There is an air of family legend passed down and embroidered somewhat over the years, myths within which Sidhwa can see the essence of life, a force far stronger than honesty and sentimentality.
The Parsi Indians of 1900 were a 'fatalistic people...unconditionally resigned to the ups and downs of life', so Freddy's insurance fraud is a culturally unthinkable act; a Western act, if you will.
The Jungewallas revere the English, from copying their mannerisms to the seal of authority invested in their appropriated proverbs. 'Had someone suggested to them that Englishmen, too, defecate, they might have said, "Of course ... they have to, I suppose"'.

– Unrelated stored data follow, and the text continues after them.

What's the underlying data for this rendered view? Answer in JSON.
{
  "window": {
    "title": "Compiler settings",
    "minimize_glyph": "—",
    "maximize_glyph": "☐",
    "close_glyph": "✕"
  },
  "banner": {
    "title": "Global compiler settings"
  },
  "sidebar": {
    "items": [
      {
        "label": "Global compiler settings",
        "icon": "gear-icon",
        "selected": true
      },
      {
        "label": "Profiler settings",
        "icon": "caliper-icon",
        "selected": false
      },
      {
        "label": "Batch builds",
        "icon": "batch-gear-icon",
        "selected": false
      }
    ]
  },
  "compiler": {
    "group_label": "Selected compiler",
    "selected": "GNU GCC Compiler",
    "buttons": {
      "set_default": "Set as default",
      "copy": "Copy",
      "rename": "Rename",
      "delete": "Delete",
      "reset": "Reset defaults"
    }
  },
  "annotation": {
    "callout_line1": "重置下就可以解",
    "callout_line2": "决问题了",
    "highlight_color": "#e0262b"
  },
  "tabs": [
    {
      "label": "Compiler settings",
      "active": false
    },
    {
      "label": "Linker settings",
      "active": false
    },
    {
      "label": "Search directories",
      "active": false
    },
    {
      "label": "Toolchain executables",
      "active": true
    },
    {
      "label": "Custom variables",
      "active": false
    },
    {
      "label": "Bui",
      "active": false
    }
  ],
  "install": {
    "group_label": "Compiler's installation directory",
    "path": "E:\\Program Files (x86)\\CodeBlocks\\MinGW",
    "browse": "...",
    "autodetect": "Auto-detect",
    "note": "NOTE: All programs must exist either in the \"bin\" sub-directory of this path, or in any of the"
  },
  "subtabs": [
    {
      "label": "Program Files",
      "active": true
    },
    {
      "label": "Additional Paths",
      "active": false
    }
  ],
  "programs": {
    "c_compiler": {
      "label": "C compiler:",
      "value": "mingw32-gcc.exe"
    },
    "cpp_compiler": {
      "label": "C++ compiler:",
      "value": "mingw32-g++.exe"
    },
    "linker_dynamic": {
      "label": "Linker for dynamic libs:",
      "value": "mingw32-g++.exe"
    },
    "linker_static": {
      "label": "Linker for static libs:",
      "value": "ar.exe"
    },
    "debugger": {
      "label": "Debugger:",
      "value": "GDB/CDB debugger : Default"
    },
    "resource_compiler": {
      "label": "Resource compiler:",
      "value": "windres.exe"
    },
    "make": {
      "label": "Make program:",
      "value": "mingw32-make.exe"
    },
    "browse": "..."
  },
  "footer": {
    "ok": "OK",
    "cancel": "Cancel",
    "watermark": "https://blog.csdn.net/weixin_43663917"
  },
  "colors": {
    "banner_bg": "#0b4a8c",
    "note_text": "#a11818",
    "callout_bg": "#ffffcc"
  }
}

Still, magic and superstition has as much influence on their characters, right from the cradle, after all they are descended from the Magi; yet all the multi-varied gods of the more dominant Indian religions are also given a token of reverence.
The business of making money and favourable marriages is Freddy's true religion though, his ruthlessness in these tasks rival those of any patriarch I have encountered in Indian literature, which is saying something.
Both Freddy Jungewalla and his nemesis Jerbanoo are hardly likable characters, nor does anything astounding happen in the story, yet Sidhwa kept me enthralled from start to finish with her skillful way of presenting her characters without blame or praise.
She also has a way with a yarn, which she can spin with a charm and humour which delights, despite any darker implications.